Tenaciousmcd -- Marriage is already about consent, not procreation. That shift happened years ago in the US. The transformation in terms of ethics--the validation of the love match--occurred in the early 19th century. The transformation in law occurred with the liberalization of divorce laws and the end of the stigma on divorce, even no-fault divorce. The revolution is over already. Gay marriage is a MINOR innovation compared to those two previous shifts.
Although I agree that segregationists were probably more sincere in their bigotry than homophobes, there was plenty of opportunism in the former. The GOP's Southern Strategy was undertaken with tremendous cynicism. As Lee Atwater once explained the approach, "You start out in 1954 by saying, "Nigger, nigger, nigger." By 1968 you can't say "nigger" - that hurts you. Backfires. So you say stuff like forced busing, states' rights and all that stuff."
Of course, racism is a more powerful societal force than homophobia. So as a result it's a more powerful weapon for the cynical, but it's also more likely to infect the sincere.
Taken more broadly, the example casts new light on the value of "sincerity" in politics generally. A racist politician's sincerity shouldn't make him any more sympathetic; it means he's even more deluded and twisted as a human being.

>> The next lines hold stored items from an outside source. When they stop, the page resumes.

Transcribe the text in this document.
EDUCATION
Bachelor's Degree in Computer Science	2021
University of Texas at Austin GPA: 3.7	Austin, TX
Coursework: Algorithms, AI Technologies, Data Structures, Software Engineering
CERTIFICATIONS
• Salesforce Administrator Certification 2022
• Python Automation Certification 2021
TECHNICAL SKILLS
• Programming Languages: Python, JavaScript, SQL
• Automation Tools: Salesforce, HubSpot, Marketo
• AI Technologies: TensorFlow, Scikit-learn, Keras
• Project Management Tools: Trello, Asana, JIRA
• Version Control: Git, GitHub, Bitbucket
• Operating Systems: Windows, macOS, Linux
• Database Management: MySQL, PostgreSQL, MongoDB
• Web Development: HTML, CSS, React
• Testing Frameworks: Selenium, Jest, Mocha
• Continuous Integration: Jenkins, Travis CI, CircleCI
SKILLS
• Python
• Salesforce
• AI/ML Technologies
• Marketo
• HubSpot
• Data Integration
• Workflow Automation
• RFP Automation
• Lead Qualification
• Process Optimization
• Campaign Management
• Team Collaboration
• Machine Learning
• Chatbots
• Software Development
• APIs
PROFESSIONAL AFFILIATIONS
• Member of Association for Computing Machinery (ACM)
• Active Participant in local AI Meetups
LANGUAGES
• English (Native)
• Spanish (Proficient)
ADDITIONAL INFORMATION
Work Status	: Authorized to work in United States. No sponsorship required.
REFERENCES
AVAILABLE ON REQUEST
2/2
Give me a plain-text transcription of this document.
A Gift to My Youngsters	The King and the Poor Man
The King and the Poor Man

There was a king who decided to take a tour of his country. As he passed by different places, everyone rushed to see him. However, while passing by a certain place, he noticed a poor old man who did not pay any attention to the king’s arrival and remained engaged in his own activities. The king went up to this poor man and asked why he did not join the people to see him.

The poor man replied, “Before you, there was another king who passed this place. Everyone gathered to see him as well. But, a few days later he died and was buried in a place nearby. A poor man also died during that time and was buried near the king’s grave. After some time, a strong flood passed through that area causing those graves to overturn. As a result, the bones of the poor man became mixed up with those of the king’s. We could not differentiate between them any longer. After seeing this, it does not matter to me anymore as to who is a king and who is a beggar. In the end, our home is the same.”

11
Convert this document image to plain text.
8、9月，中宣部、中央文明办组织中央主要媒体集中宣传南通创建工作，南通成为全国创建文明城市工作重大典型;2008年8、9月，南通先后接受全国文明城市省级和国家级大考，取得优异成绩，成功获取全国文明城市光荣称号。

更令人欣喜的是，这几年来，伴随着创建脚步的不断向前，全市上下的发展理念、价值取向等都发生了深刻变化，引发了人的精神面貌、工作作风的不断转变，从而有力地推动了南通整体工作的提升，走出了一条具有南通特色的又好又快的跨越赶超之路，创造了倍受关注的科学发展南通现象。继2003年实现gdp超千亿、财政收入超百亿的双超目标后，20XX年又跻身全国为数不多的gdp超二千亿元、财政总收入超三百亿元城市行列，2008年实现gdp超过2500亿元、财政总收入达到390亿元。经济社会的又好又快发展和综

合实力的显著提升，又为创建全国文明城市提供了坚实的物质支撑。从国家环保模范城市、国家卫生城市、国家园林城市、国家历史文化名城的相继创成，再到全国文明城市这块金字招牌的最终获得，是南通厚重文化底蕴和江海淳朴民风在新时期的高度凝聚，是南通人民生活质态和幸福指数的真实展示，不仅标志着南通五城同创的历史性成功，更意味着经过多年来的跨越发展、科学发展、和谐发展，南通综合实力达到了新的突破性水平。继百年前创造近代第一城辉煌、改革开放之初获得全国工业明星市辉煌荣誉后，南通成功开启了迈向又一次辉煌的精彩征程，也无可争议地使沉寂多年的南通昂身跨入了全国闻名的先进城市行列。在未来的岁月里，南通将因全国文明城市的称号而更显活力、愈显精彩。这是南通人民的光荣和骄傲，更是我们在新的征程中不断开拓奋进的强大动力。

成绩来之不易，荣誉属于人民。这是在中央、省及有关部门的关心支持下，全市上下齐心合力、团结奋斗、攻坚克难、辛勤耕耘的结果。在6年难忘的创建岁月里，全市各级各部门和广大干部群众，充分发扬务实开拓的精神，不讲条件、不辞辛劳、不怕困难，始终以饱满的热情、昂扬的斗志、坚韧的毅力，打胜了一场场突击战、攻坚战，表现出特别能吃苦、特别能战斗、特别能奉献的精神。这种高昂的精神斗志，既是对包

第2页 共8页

In the end, justice and fairness are more important than sincerity in politics. Even if politician's motive is base self-interest in reelection, if he pursues justice who can hold his self interest against him? LBJ shifted his position on civil rights from hard core segregationist to the nation's most significant civil rights policy-mover all because of his political ambitions. In the end, does it matter why he did it?
I suppose the really sad thing is that democratic politicians are so often tempted into cruel and bigoted policies by the public's preference for those policies. It's a shame that political self interest so frequently fails to reinforce politicians' incentives to pursue the good and the right.